Are You Really Listening to Me?

Yes, true listening is a powerful tool for influencing and communicating in difficult situations. We all listen a lot of the time, we think.  But is it true listening? Are you really listening to me?  With a little effort it can make an enormous difference especially in a difficult relationship moment.  There’s not a big pressure to pay attention to listening when it is going easy and well – but when there’s some tension, when we have to communicate under pressure – that’s when true listening becomes critical.

Decide to listen. Firstly, you have to be willing.  Decide to give Other your full attention no matter what you are really thinking. A choice. If conversation is slow, ask a question – something non-invasive and easy…their interests, what brings them to this event, what have they been doing today, how do they spend their time…you know, Small Talk.  It’s safe.  It’s a tester…who are you?

Pay attention to their answers.  Look at them as they speak, giving eye contact. Orientate your body towards them. Give encouraging physical feedback – nod your head, make interested social noises as appropriate (do use common sense on these things!) without making it into a mockery.

Look interested and sound interested. “Really?” “Hmm.”  “Yes/No.” “I see.”

Repeat key words.  This encourages more information or explanation on those points.

Restate key phrases. This affirms that you understood some important elements of the story.

Summarise. Get the headlines of the whole story but in a sentence or so.  If you don’t get it right, they will correct you.
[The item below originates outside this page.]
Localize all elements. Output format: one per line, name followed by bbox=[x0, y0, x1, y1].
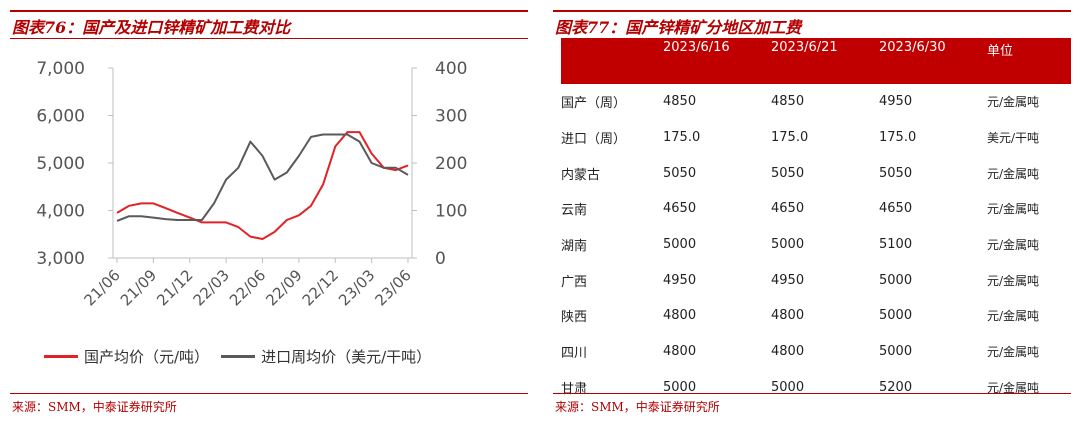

These skills are not difficult.  The difficult part is switching off your internal commentary. The usual practice of assessing what is being said against your own experience or perceptions, of thinking about how this reminds you of other stories you could share, of indulging in your emotional responses or of judging the person as they speak.

If we want to connect with Others then we need to demonstrate that we are safe as a sounding board, that we are interested, that we can respectfully make space for their thoughts, opinions and even the sound of their voice, their message, in our world.  Can you do it? 

True listening is a challenge that pays instant dividends. Test it.